AA - Paris - Bilal Muftuoglu
Le nombre de lieux de prière de culte musulman en France n'est pas suffisant, a estimé le secrétaire d'État à la Réforme de l'État et à la Simplification, Thierry Mandon, soutenant les récents propos de Dalil Boubakeur, le président du Conseil français du culte musulman (CFCM).
"Il n'y a pas assez de mosquées en France", a affirmé Mandon, s'exprimant mardi matin sur la chaîne d'info française iTélé. Selon le secrétaire d'Etat, il y a ''encore beaucoup trop de villes où la religion musulmane se pratique dans des conditions qui ne sont pas décentes''.
Lors de son intervention à la 32e Rencontre annuelle des musulmans de France, organisée par l'Union des organisations islamiques de France à Paris, Boubakeur avait déclaré samedi dernier, qu'il faudra ''doubler'' le nombre des mosquées en France en deux ans pour pallier le manque de lieux de culte pour les millions de musulmans français.
Le nombre actuel de salles de prière en France est estimé à 2 200 alors que 7 millions de musulmans vivent sur le territoire français, d'après Boubakeur.
D'après Mandon, le règlement de cette question ''ne revient pas à la République'', notamment en vertu de la loi de 1905 qui sépare l'Eglise de l'Etat, et interdit à ce dernier de financer les lieux de culte. Le secrétaire d'Etat a pourtant nuancé ses propos soulignant qu'il faut ''reconnaître que parfois, les lieux de culte musulmans ne sont pas satisfaisants''.
''Il y a beaucoup d'endroits où les lieux de culte décents fonts défaut.
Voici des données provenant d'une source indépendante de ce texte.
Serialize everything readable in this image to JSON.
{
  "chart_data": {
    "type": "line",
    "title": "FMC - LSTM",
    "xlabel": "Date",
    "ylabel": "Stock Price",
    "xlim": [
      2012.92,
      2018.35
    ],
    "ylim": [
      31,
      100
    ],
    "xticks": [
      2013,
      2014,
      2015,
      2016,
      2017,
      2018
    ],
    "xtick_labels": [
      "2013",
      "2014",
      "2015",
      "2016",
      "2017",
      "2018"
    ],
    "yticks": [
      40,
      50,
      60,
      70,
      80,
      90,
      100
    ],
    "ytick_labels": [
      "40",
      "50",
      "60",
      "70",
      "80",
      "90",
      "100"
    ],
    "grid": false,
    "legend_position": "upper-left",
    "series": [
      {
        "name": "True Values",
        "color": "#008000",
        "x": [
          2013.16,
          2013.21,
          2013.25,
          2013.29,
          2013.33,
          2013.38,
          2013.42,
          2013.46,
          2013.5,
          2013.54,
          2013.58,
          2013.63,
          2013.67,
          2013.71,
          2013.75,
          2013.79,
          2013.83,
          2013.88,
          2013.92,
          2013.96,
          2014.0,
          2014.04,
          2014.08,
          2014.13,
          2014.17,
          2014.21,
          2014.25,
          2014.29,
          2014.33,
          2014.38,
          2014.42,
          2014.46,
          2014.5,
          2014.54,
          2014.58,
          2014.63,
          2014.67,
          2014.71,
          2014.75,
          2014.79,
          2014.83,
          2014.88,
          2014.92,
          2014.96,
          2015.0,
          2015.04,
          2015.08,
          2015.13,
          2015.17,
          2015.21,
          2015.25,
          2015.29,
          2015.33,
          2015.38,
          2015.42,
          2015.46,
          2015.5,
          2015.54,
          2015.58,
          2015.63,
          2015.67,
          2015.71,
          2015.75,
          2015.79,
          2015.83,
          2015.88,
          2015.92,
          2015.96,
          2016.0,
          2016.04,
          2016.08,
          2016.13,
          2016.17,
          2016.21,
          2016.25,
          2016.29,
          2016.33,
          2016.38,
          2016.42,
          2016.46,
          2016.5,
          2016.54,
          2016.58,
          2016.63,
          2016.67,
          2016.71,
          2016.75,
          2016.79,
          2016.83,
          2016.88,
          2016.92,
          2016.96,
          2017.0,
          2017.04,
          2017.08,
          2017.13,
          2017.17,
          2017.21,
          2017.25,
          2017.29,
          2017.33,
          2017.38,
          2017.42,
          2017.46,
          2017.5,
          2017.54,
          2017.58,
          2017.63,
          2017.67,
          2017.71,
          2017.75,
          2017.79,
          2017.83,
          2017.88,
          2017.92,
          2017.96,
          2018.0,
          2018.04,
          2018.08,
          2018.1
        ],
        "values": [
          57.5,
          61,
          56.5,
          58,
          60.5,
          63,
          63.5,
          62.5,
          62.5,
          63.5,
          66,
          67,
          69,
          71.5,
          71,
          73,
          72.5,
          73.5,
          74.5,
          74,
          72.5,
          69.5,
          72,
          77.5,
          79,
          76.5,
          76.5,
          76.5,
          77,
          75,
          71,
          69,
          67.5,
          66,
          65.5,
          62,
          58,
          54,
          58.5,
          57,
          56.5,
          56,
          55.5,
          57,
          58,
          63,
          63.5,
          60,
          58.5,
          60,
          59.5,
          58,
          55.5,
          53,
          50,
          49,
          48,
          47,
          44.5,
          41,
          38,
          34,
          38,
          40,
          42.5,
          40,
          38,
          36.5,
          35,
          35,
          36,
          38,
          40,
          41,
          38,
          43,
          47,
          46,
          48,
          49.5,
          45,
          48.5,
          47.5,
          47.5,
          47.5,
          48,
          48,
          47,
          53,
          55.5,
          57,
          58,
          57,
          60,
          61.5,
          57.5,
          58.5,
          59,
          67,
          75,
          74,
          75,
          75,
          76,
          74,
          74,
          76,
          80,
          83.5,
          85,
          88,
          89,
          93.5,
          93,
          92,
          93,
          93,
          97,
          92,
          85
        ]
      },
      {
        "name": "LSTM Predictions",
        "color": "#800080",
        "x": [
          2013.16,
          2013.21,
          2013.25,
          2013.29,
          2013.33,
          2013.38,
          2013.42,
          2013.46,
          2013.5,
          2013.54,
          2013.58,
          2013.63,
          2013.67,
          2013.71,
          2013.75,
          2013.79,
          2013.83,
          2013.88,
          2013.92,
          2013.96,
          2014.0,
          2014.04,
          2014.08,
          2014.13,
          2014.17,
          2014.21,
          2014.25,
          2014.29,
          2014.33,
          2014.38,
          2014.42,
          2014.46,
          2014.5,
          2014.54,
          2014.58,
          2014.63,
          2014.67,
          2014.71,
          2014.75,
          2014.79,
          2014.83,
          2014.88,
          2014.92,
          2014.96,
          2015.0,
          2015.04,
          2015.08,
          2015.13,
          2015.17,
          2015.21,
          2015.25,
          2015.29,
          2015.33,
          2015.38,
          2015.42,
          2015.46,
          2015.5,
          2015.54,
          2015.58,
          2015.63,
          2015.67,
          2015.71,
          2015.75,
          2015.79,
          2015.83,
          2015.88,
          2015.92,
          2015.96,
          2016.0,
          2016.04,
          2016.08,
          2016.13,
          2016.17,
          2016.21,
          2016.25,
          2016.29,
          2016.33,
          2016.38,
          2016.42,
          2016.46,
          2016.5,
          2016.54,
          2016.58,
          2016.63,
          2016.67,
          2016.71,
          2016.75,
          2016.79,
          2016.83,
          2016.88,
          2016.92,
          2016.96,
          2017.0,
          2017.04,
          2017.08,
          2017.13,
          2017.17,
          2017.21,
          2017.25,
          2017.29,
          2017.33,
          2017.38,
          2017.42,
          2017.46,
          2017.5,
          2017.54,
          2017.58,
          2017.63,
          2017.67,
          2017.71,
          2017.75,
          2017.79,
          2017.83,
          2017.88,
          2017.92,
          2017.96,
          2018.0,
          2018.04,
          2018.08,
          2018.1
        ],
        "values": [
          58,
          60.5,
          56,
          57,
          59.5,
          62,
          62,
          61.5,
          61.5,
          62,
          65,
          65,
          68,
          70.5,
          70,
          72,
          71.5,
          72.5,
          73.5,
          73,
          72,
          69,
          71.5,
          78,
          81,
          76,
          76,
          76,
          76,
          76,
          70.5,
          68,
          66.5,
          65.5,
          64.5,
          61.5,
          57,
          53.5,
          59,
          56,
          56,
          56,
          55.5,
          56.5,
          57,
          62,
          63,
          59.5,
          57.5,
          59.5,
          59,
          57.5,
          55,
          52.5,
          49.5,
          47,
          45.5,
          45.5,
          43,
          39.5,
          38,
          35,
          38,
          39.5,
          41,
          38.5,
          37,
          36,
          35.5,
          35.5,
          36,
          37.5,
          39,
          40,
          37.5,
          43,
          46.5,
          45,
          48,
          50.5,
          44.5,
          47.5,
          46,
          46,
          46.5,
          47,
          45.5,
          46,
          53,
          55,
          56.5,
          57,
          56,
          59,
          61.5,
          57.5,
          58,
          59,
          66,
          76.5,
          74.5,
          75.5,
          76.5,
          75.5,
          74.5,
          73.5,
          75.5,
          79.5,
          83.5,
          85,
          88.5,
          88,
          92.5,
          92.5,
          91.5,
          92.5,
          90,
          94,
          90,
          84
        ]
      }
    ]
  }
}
S'ils sont décents, ouverts plutôt que souterrains ou cachés, ça se passerait mieux'', a-t-il poursuivi.
Mandon a aussi estimé que les conditions indécentes des salles de prière renvoient les musulmans à une image discriminatoire. ''Plus vous laissez les musulmans de France prier dans des caves ou dans des garages, plus vous les renvoyez à une discrimination qui fonde la colère, qui fonde le terreau de la radicalisation'', a-t-il ainsi précisé.
''C'est une faute. Au contraire, il faut ouvrir'', a conclu le secrétaire d'Etat français.
Le parti d'extrême-droite, le Front national, avait fait part de sa ''totale opposition'' à l'idée de Boubakeur par le biais d'un communiqué, dénonçant un ''grand flou'' sur l’origine et le financement des projets de mosquées en France. D'après le parti de Marine Le Pen, l’aide financière apportée par certains Etats étrangers, tels que l’Arabie-Saoudite ou le Qatar, constitue ''une menace certaine pour la sécurité nationale''.